The sentiment is easy enough to recognize in the Occupy Wall Street movement, of course, with its dozens of signs relating to Banker greed and elite corruption. But a fascinating new report by Harvard sociologist Theda Skocpol (and two graduate students) shows how this shattered dream animates those on the right—often conceived of as the country’s self-styled thick-skinned, hard-scrabble, suck-it-up realists—just as much as those on the left, albeit with a very different focus. Instead of greedy bankers and corporate-shill lobbyists and politicians, the Tea Party set are angry at, primarily, immigrants for being, in a word, unfair:
The Harvard scholars found immigration to be a core, and highly emotive, Tea Party issue, even in Massachusetts, which has relatively low levels of illegal immigration and no foreign borders.
This impassioned opposition to illegal immigrants is often equated with racism, but Ms. Skocpol and her colleagues take great pains to point out that the Massachusetts Tea Partiers, whom they studied most closely, are vocally and actively opposed to overt racism. A racist poster to their Web site was publicly reprimanded and a plan was made to take down racist signs at a rally (though, in the event, the researchers didn’t spot any that needed removing). For the Tea Partiers, the major intellectual distinction isn’t between black and white — although that is the color of most of them — it is between deserving, hard-working citizen and unauthorized, foreign freeloader.
The political implications may surprise you—and, if we take Waldman’s criticism of the White House policy apparatus seriously, concern Obama supporters:
The Harvard scholars’ careful parsing of the thinking of the Tea Party has some important political implications. The first is that there is a latent but potentially vast divide between the grass roots and the conservative elite on the United States’ most important fiscal issue — the twin entitlements of Social Security and Medicare.

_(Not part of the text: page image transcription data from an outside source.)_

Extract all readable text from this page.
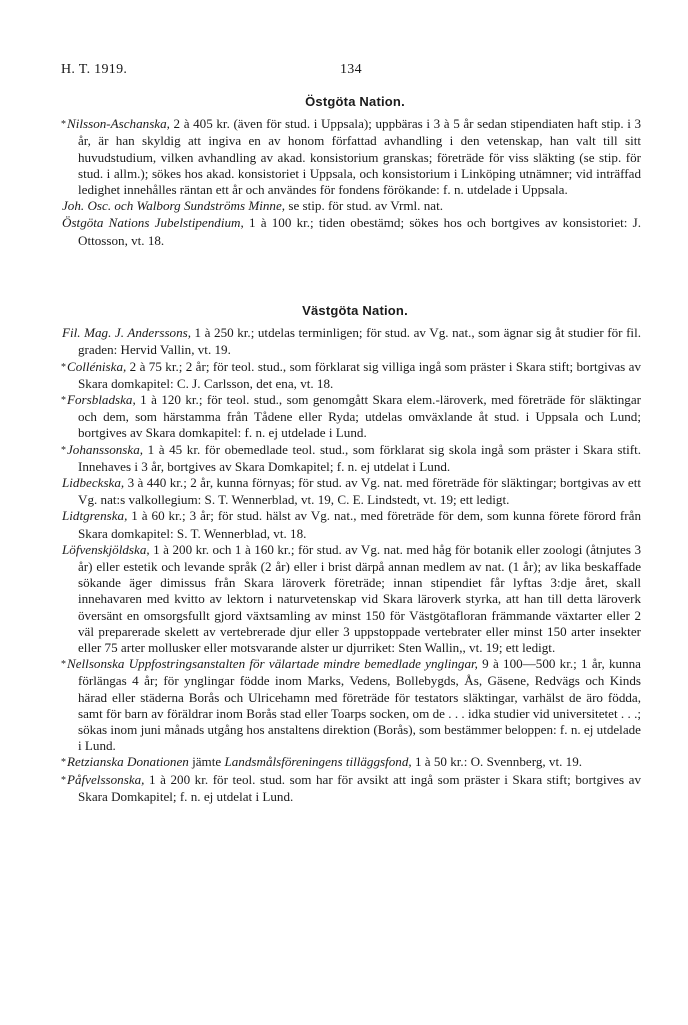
H. T. 1919.	134
Östgöta Nation.

*Nilsson-Aschanska, 2 à 405 kr. (även för stud. i Uppsala); uppbäras i 3 à 5 år sedan stipendiaten haft stip. i 3 år, är han skyldig att ingiva en av honom författad avhandling i den vetenskap, han valt till sitt huvudstudium, vilken avhandling av akad. konsistorium granskas; företräde för viss släkting (se stip. för stud. i allm.); sökes hos akad. konsistoriet i Uppsala, och konsistorium i Linköping utnämner; vid inträffad ledighet innehålles räntan ett år och användes för fondens förökande: f. n. utdelade i Uppsala.

Joh. Osc. och Walborg Sundströms Minne, se stip. för stud. av Vrml. nat.

Östgöta Nations Jubelstipendium, 1 à 100 kr.; tiden obestämd; sökes hos och bortgives av konsistoriet: J. Ottosson, vt. 18.

Västgöta Nation.

Fil. Mag. J. Anderssons, 1 à 250 kr.; utdelas terminligen; för stud. av Vg. nat., som ägnar sig åt studier för fil. graden: Hervid Vallin, vt. 19.

*Colléniska, 2 à 75 kr.; 2 år; för teol. stud., som förklarat sig villiga ingå som präster i Skara stift; bortgivas av Skara domkapitel: C. J. Carlsson, det ena, vt. 18.

*Forsbladska, 1 à 120 kr.; för teol. stud., som genomgått Skara elem.-läroverk, med företräde för släktingar och dem, som härstamma från Tådene eller Ryda; utdelas omväxlande åt stud. i Uppsala och Lund; bortgives av Skara domkapitel: f. n. ej utdelade i Lund.

*Johanssonska, 1 à 45 kr. för obemedlade teol. stud., som förklarat sig skola ingå som präster i Skara stift. Innehaves i 3 år, bortgives av Skara Domkapitel; f. n. ej utdelat i Lund.

Lidbeckska, 3 à 440 kr.; 2 år, kunna förnyas; för stud. av Vg. nat. med företräde för släktingar; bortgivas av ett Vg. nat:s valkollegium: S. T. Wennerblad, vt. 19, C. E. Lindstedt, vt. 19; ett ledigt.

Lidtgrenska, 1 à 60 kr.; 3 år; för stud. hälst av Vg. nat., med företräde för dem, som kunna förete förord från Skara domkapitel: S. T. Wennerblad, vt. 18.

Löfvenskjöldska, 1 à 200 kr. och 1 à 160 kr.; för stud. av Vg. nat. med håg för botanik eller zoologi (åtnjutes 3 år) eller estetik och levande språk (2 år) eller i brist därpå annan medlem av nat. (1 år); av lika beskaffade sökande äger dimissus från Skara läroverk företräde; innan stipendiet får lyftas 3:dje året, skall innehavaren med kvitto av lektorn i naturvetenskap vid Skara läroverk styrka, att han till detta läroverk översänt en omsorgsfullt gjord växtsamling av minst 150 för Västgötafloran främmande växtarter eller 2 väl preparerade skelett av vertebrerade djur eller 3 uppstoppade vertebrater eller minst 150 arter insekter eller 75 arter mollusker eller motsvarande alster ur djurriket: Sten Wallin,, vt. 19; ett ledigt.

*Nellsonska Uppfostringsanstalten för välartade mindre bemedlade ynglingar, 9 à 100—500 kr.; 1 år, kunna förlängas 4 år; för ynglingar födde inom Marks, Vedens, Bollebygds, Ås, Gäsene, Redvägs och Kinds härad eller städerna Borås och Ulricehamn med företräde för testators släktingar, varhälst de äro födda, samt för barn av föräldrar inom Borås stad eller Toarps socken, om de . . . idka studier vid universitetet . . .; sökas inom juni månads utgång hos anstaltens direktion (Borås), som bestämmer beloppen: f. n. ej utdelade i Lund.

*Retzianska Donationen jämte Landsmålsföreningens tilläggsfond, 1 à 50 kr.: O. Svennberg, vt. 19.

*Påfvelssonska, 1 à 200 kr. för teol. stud. som har för avsikt att ingå som präster i Skara stift; bortgives av Skara Domkapitel; f. n. ej utdelat i Lund.
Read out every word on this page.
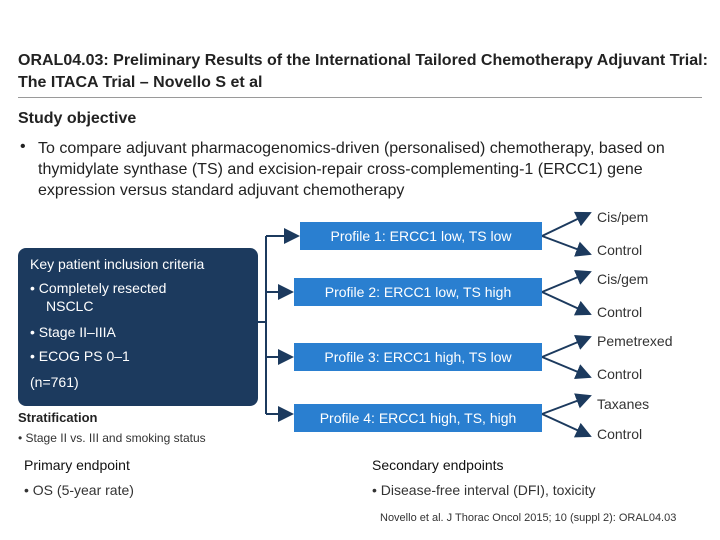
ORAL04.03: Preliminary Results of the International Tailored Chemotherapy Adjuvant Trial: The ITACA Trial – Novello S et al
Study objective
• To compare adjuvant pharmacogenomics-driven (personalised) chemotherapy, based on thymidylate synthase (TS) and excision-repair cross-complementing-1 (ERCC1) gene expression versus standard adjuvant chemotherapy
Key patient inclusion criteria
• Completely resected
NSCLC
• Stage II–IIIA
• ECOG PS 0–1
(n=761)
Stratification
• Stage II vs. III and smoking status
Profile 1: ERCC1 low, TS low
Profile 2: ERCC1 low, TS high
Profile 3: ERCC1 high, TS low
Profile 4: ERCC1 high, TS, high
Cis/pem
Control
Cis/gem
Control
Pemetrexed
Control
Taxanes
Control
Primary endpoint
• OS (5-year rate)
Secondary endpoints
• Disease-free interval (DFI), toxicity
Novello et al. J Thorac Oncol 2015; 10 (suppl 2): ORAL04.03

Cutting these programs is a core tenet of faith for the party’s funders and its intellectuals. But the Tea Party’s rank and file views them as earned benefits that belong to hard-working Americans as surely as do their homes and private savings. […]
The second take-away is for the Democrats, particularly the technocrats among them. It has become conventional wisdom, including on the left, that the way to make social welfare programs affordable is to direct them at the people who really need them. If politics were a math exercise, that view would make a lot of sense.
But Ms. Skocpol and her colleagues’ study of the Tea Party suggests that the government spending programs that earn widespread, long-term public support, including among people with strongly conservative views, are those that are perceived to be both universal and deserved. Helping the poor is well and good, but when times get tough the institutions we are willing to pay for are those that assist virtuous, hard-working people — in other words, ourselves.
Keep this in mind next time you hear a Reasonable Democrat extolling the virtues of means-testing for Medicare or Social Security. On paper, yes, it makes abundant sense—in fact, it seems to be the height of fairness. But if Skocpol’s findings are correct, left-leaning wonks looking to shore-up the welfare state would do well to keep in mind that old saying about policy for the poor making for poor policy. In the abstract, it may be smart. But maybe the more important question isn’t whether it’s smart—it’s whether it’s “fair.”